Generally juries would not need evidence to tell them that two deaths in a family are much rarer still. Putting the evidence of 1 in 73 million before the jury with its related statistic that it was the equivalent of a single occurrence of two such deaths in the same family once in a century was tantamount to saying that without consideration of the rest of the evidence one could be just about sure that this was a case of murder.

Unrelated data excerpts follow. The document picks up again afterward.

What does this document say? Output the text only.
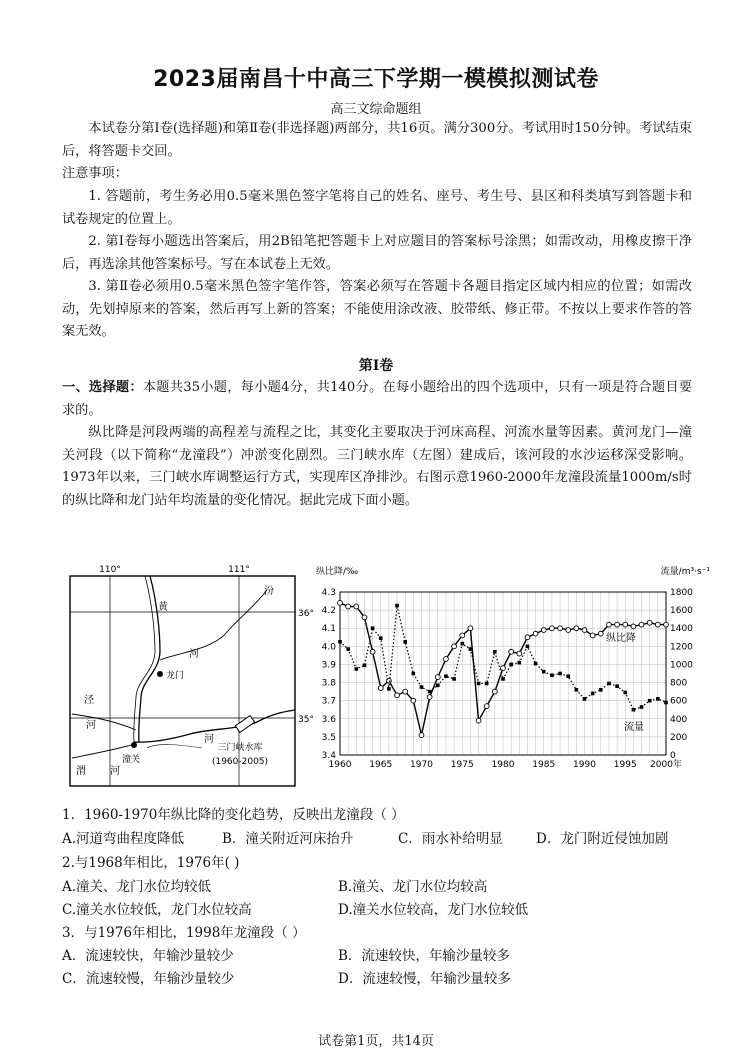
2023届南昌十中高三下学期一模模拟测试卷
高三文综命题组
本试卷分第Ⅰ卷(选择题)和第Ⅱ卷(非选择题)两部分，共16页。满分300分。考试用时150分钟。考试结束后，将答题卡交回。
注意事项：
1. 答题前，考生务必用0.5毫米黑色签字笔将自己的姓名、座号、考生号、县区和科类填写到答题卡和试卷规定的位置上。
2. 第Ⅰ卷每小题选出答案后，用2B铅笔把答题卡上对应题目的答案标号涂黑；如需改动，用橡皮擦干净后，再选涂其他答案标号。写在本试卷上无效。
3. 第Ⅱ卷必须用0.5毫米黑色签字笔作答，答案必须写在答题卡各题目指定区域内相应的位置；如需改动，先划掉原来的答案，然后再写上新的答案；不能使用涂改液、胶带纸、修正带。不按以上要求作答的答案无效。
第Ⅰ卷
一、选择题：本题共35小题，每小题4分，共140分。在每小题给出的四个选项中，只有一项是符合题目要求的。
纵比降是河段两端的高程差与流程之比，其变化主要取决于河床高程、河流水量等因素。黄河龙门—潼关河段（以下简称“龙潼段”）冲淤变化剧烈。三门峡水库（左图）建成后，该河段的水沙运移深受影响。1973年以来，三门峡水库调整运行方式，实现库区净排沙。右图示意1960-2000年龙潼段流量1000m/s时的纵比降和龙门站年均流量的变化情况。据此完成下面小题。
110°	111°
36°
35°
黄
河
汾
龙门
泾
河
河
渭 河
潼关
三门峡水库
(1960-2005)
纵比降/‰	流量/m³·s⁻¹
1960 1965 1970 1975 1980 1985 1990 1995 2000年
3.4
3.5
3.6
3.7
3.8
3.9
4.0
4.1
4.2
4.3
0
200
400
600
800
1000
1200
1400
1600
1800
纵比降
流量
1．1960-1970年纵比降的变化趋势，反映出龙潼段（ ）
A.河道弯曲程度降低	B．潼关附近河床抬升	C．雨水补给明显 D．龙门附近侵蚀加剧
2.与1968年相比，1976年( )
A.潼关、龙门水位均较低	B.潼关、龙门水位均较高
C.潼关水位较低，龙门水位较高	D.潼关水位较高，龙门水位较低
3．与1976年相比，1998年龙潼段（ ）
A．流速较快，年输沙量较少	B．流速较快，年输沙量较多
C．流速较慢，年输沙量较少	D．流速较慢，年输沙量较多
试卷第1页，共14页
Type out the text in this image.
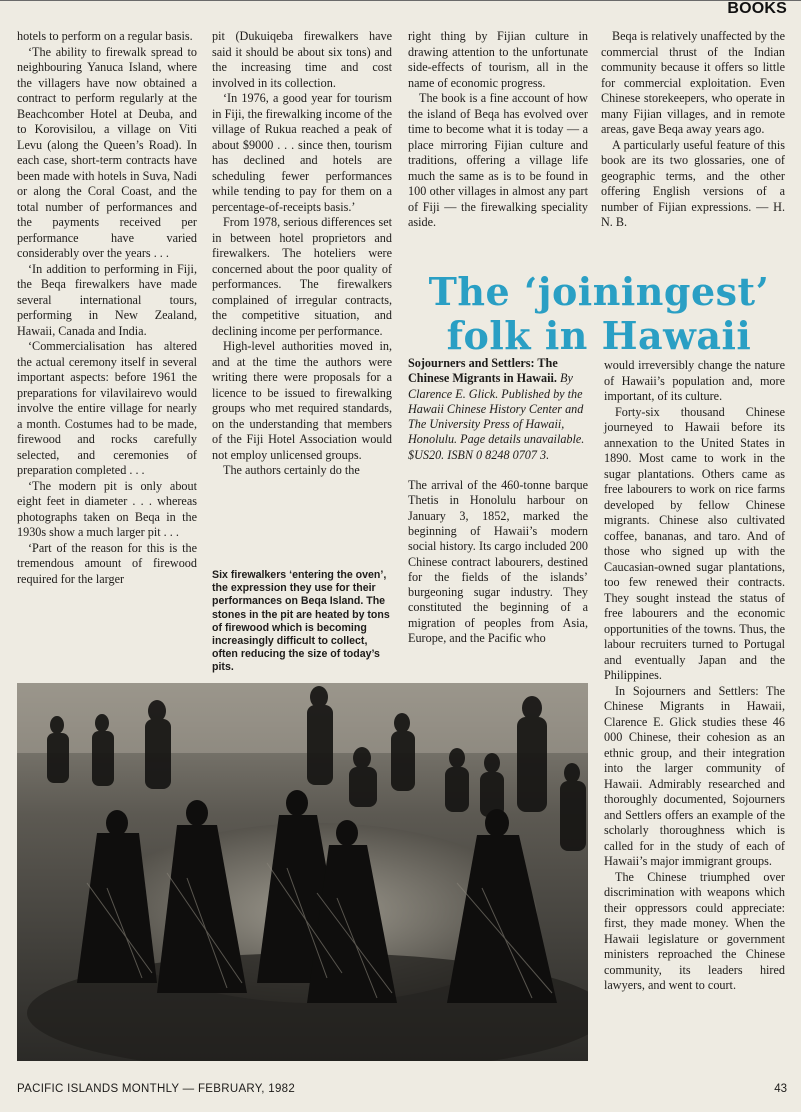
BOOKS

hotels to perform on a regular basis.

‘The ability to firewalk spread to neighbouring Yanuca Island, where the villagers have now obtained a contract to perform regularly at the Beachcomber Hotel at Deuba, and to Korovisilou, a village on Viti Levu (along the Queen’s Road). In each case, short-term contracts have been made with hotels in Suva, Nadi or along the Coral Coast, and the total number of performances and the payments received per performance have varied considerably over the years . . .

‘In addition to performing in Fiji, the Beqa firewalkers have made several international tours, performing in New Zealand, Hawaii, Canada and India.

‘Commercialisation has altered the actual ceremony itself in several important aspects: before 1961 the preparations for vilavilairevo would involve the entire village for nearly a month. Costumes had to be made, firewood and rocks carefully selected, and ceremonies of preparation completed . . .

‘The modern pit is only about eight feet in diameter . . . whereas photographs taken on Beqa in the 1930s show a much larger pit . . .

‘Part of the reason for this is the tremendous amount of firewood required for the larger

pit (Dukuiqeba firewalkers have said it should be about six tons) and the increasing time and cost involved in its collection.

‘In 1976, a good year for tourism in Fiji, the firewalking income of the village of Rukua reached a peak of about $9000 . . . since then, tourism has declined and hotels are scheduling fewer performances while tending to pay for them on a percentage-of-receipts basis.’

From 1978, serious differences set in between hotel proprietors and firewalkers. The hoteliers were concerned about the poor quality of performances. The firewalkers complained of irregular contracts, the competitive situation, and declining income per performance.

High-level authorities moved in, and at the time the authors were writing there were proposals for a licence to be issued to firewalking groups who met required standards, on the understanding that members of the Fiji Hotel Association would not employ unlicensed groups.

The authors certainly do the

Six firewalkers ‘entering the oven’, the expression they use for their performances on Beqa Island. The stones in the pit are heated by tons of firewood which is becoming increasingly difficult to collect, often reducing the size of today’s pits.

right thing by Fijian culture in drawing attention to the unfortunate side-effects of tourism, all in the name of economic progress.

The book is a fine account of how the island of Beqa has evolved over time to become what it is today — a place mirroring Fijian culture and traditions, offering a village life much the same as is to be found in 100 other villages in almost any part of Fiji — the firewalking speciality aside.

Beqa is relatively unaffected by the commercial thrust of the Indian community because it offers so little for commercial exploitation. Even Chinese storekeepers, who operate in many Fijian villages, and in remote areas, gave Beqa away years ago.

A particularly useful feature of this book are its two glossaries, one of geographic terms, and the other offering English versions of a number of Fijian expressions. — H. N. B.

The ‘joiningest’
folk in Hawaii
Sojourners and Settlers: The Chinese Migrants in Hawaii. By Clarence E. Glick. Published by the Hawaii Chinese History Center and The University Press of Hawaii, Honolulu. Page details unavailable. $US20. ISBN 0 8248 0707 3.

The arrival of the 460-tonne barque Thetis in Honolulu harbour on January 3, 1852, marked the beginning of Hawaii’s modern social history. Its cargo included 200 Chinese contract labourers, destined for the fields of the islands’ burgeoning sugar industry. They constituted the beginning of a migration of peoples from Asia, Europe, and the Pacific who

would irreversibly change the nature of Hawaii’s population and, more important, of its culture.

Forty-six thousand Chinese journeyed to Hawaii before its annexation to the United States in 1890. Most came to work in the sugar plantations. Others came as free labourers to work on rice farms developed by fellow Chinese migrants. Chinese also cultivated coffee, bananas, and taro. And of those who signed up with the Caucasian-owned sugar plantations, too few renewed their contracts. They sought instead the status of free labourers and the economic opportunities of the towns. Thus, the labour recruiters turned to Portugal and eventually Japan and the Philippines.

In Sojourners and Settlers: The Chinese Migrants in Hawaii, Clarence E. Glick studies these 46 000 Chinese, their cohesion as an ethnic group, and their integration into the larger community of Hawaii. Admirably researched and thoroughly documented, Sojourners and Settlers offers an example of the scholarly thoroughness which is called for in the study of each of Hawaii’s major immigrant groups.

The Chinese triumphed over discrimination with weapons which their oppressors could appreciate: first, they made money. When the Hawaii legislature or government ministers reproached the Chinese community, its leaders hired lawyers, and went to court.

PACIFIC ISLANDS MONTHLY — FEBRUARY, 1982	43
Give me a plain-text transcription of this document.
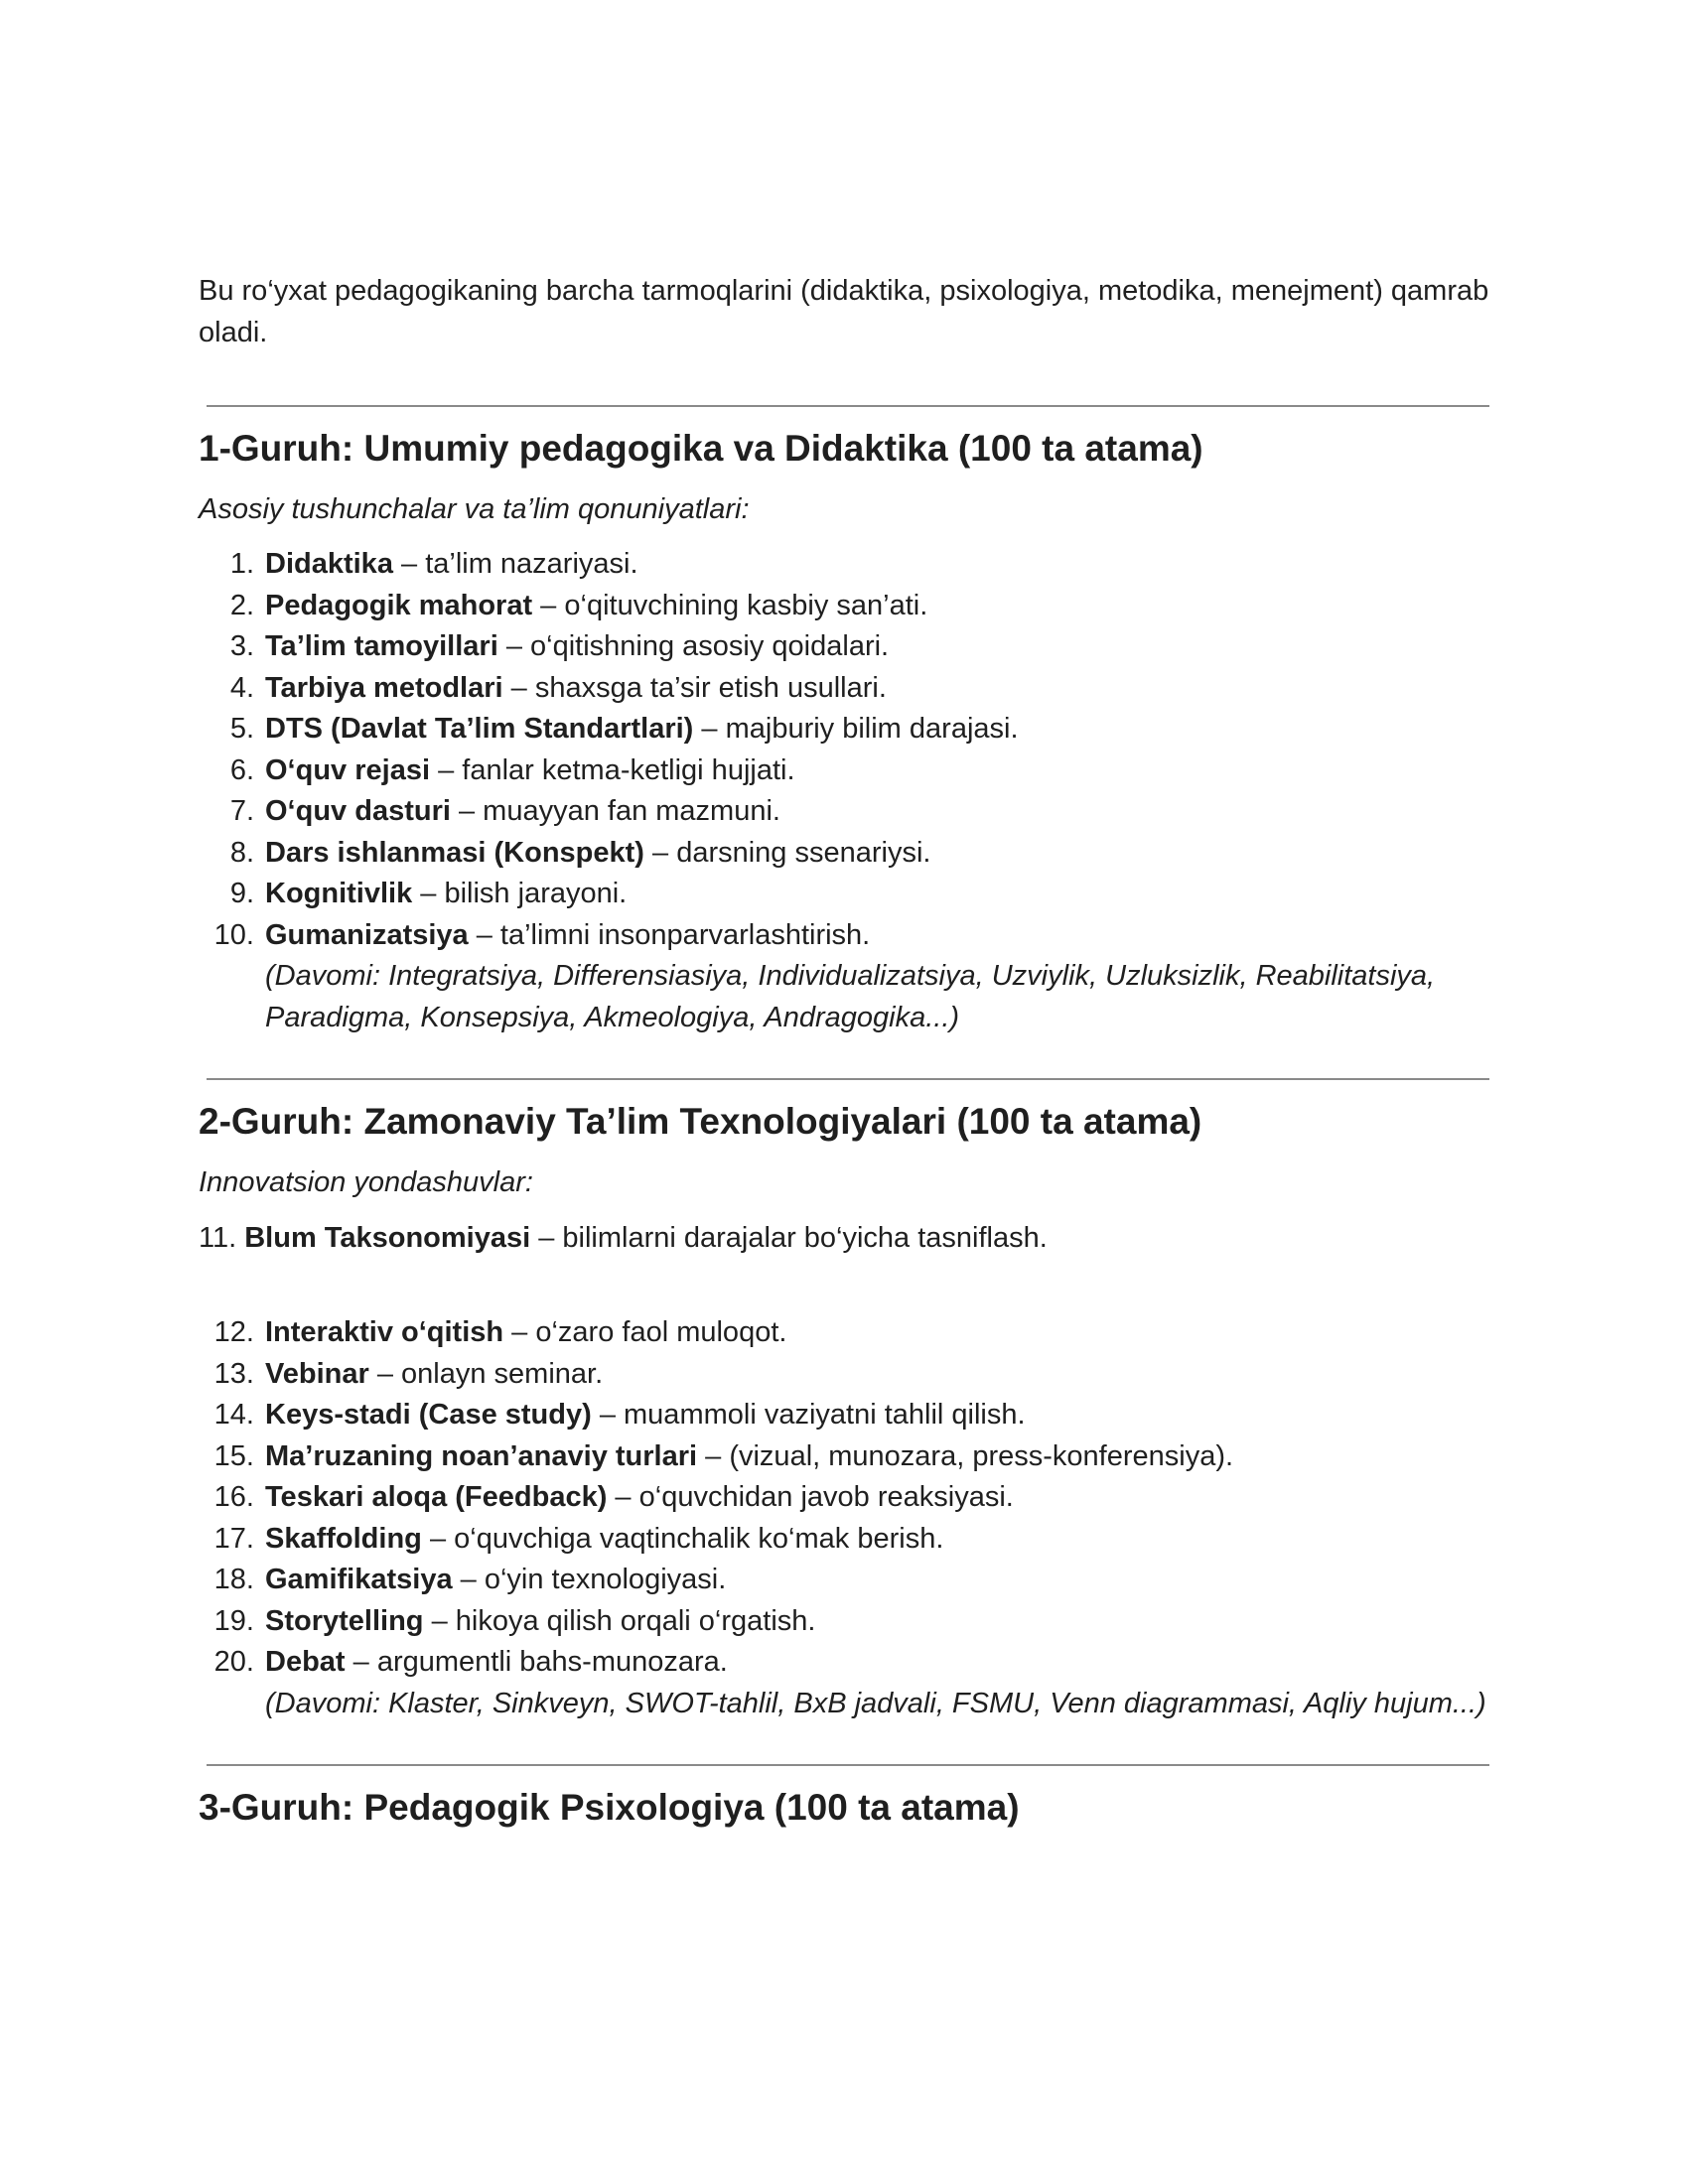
Bu ro‘yxat pedagogikaning barcha tarmoqlarini (didaktika, psixologiya, metodika, menejment) qamrab oladi.

1-Guruh: Umumiy pedagogika va Didaktika (100 ta atama)

Asosiy tushunchalar va ta’lim qonuniyatlari:

1. Didaktika – ta’lim nazariyasi.
2. Pedagogik mahorat – o‘qituvchining kasbiy san’ati.
3. Ta’lim tamoyillari – o‘qitishning asosiy qoidalari.
4. Tarbiya metodlari – shaxsga ta’sir etish usullari.
5. DTS (Davlat Ta’lim Standartlari) – majburiy bilim darajasi.
6. O‘quv rejasi – fanlar ketma-ketligi hujjati.
7. O‘quv dasturi – muayyan fan mazmuni.
8. Dars ishlanmasi (Konspekt) – darsning ssenariysi.
9. Kognitivlik – bilish jarayoni.
10. Gumanizatsiya – ta’limni insonparvarlashtirish.

(Davomi: Integratsiya, Differensiasiya, Individualizatsiya, Uzviylik, Uzluksizlik, Reabilitatsiya, Paradigma, Konsepsiya, Akmeologiya, Andragogika...)

2-Guruh: Zamonaviy Ta’lim Texnologiyalari (100 ta atama)

Innovatsion yondashuvlar:

11. Blum Taksonomiyasi – bilimlarni darajalar bo‘yicha tasniflash.

12. Interaktiv o‘qitish – o‘zaro faol muloqot.
13. Vebinar – onlayn seminar.
14. Keys-stadi (Case study) – muammoli vaziyatni tahlil qilish.
15. Ma’ruzaning noan’anaviy turlari – (vizual, munozara, press-konferensiya).
16. Teskari aloqa (Feedback) – o‘quvchidan javob reaksiyasi.
17. Skaffolding – o‘quvchiga vaqtinchalik ko‘mak berish.
18. Gamifikatsiya – o‘yin texnologiyasi.
19. Storytelling – hikoya qilish orqali o‘rgatish.
20. Debat – argumentli bahs-munozara.

(Davomi: Klaster, Sinkveyn, SWOT-tahlil, BxB jadvali, FSMU, Venn diagrammasi, Aqliy hujum...)

3-Guruh: Pedagogik Psixologiya (100 ta atama)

If the figure of 1 in 73 million accurately reflected the chance of two cot deaths in the same family, then the whole of the CONI scheme was effectively wasted effort. Seeking to provide guidance and monitoring against the possibility of a second cot death would be taking precautions against a risk that could effectively be discounted.
Like the Court of Appeal on the first occasion we are quite sure that the evidence should never have been before the jury in the way that it was when they considered their verdicts. If there had been a challenge to the admissibility of the evidence we would have thought that the wisest course would have been to exclude it altogether.
The argument before us would have addressed the question whether the 1 in 73 million figure was misleading in itself quite apart from the use made of it at trial. On the material before us, we think it very likely that it grossly overstates the chance of two sudden deaths within the same family from unexplained but natural causes. There is evidence to suggest that it may happen much more frequently than suggested by that figure although happily the risk remains a relatively unlikely one. The figure of 1 in 73 million was disputed by Professor Berry in his evidence who pointed to the obvious dangers of simply multiplying the risk of one such recurrence by the same figure to obtain the chance of two such deaths. Quite what impact all this evidence will have had on the jury will never be known but we rather suspect that with the graphic reference by Professor Meadow to the chances of backing long odds winners of the Grand National year after year it may have had a major effect on their thinking notwithstanding the efforts of the trial judge to down play it.
The Court of Appeal on the last occasion would, it seems clear to us, have felt obliged to allow the appeal but for their assessment of the rest of the evidence as overwhelming. In reaching that conclusion the Court was as misled by the absence of the evidence of the microbiological results as were the jury before it. We are quite satisfied that if the evidence in its entirety, as it is now known, had been known to the Court it would never have concluded that the evidence pointed overwhelmingly to guilt.
Thus it seems likely that if this matter had been fully argued before us we would, in all probability, have considered that the statistical evidence provided a quite distinct basis upon which the appeal had to be allowed.
Conclusion
For the reasons we have explained we are quite sure that the Crown was right to recognise that these convictions could not be sustained once Professor Morris’ evidence had been tested in cross-examination and further right not to seek a retrial of these matters. For these reasons we allowed the appeal and quashed the convictions.
We are aware that there is public speculation as to whether other convictions of mothers for killing their babies where the babies have died sudden deaths, are similarly unsafe. The matters to which we have referred are directly referable only to this case. If any other case is brought before this Court, it will receive the same anxious scrutiny by the court that we would like to think we have given to this case.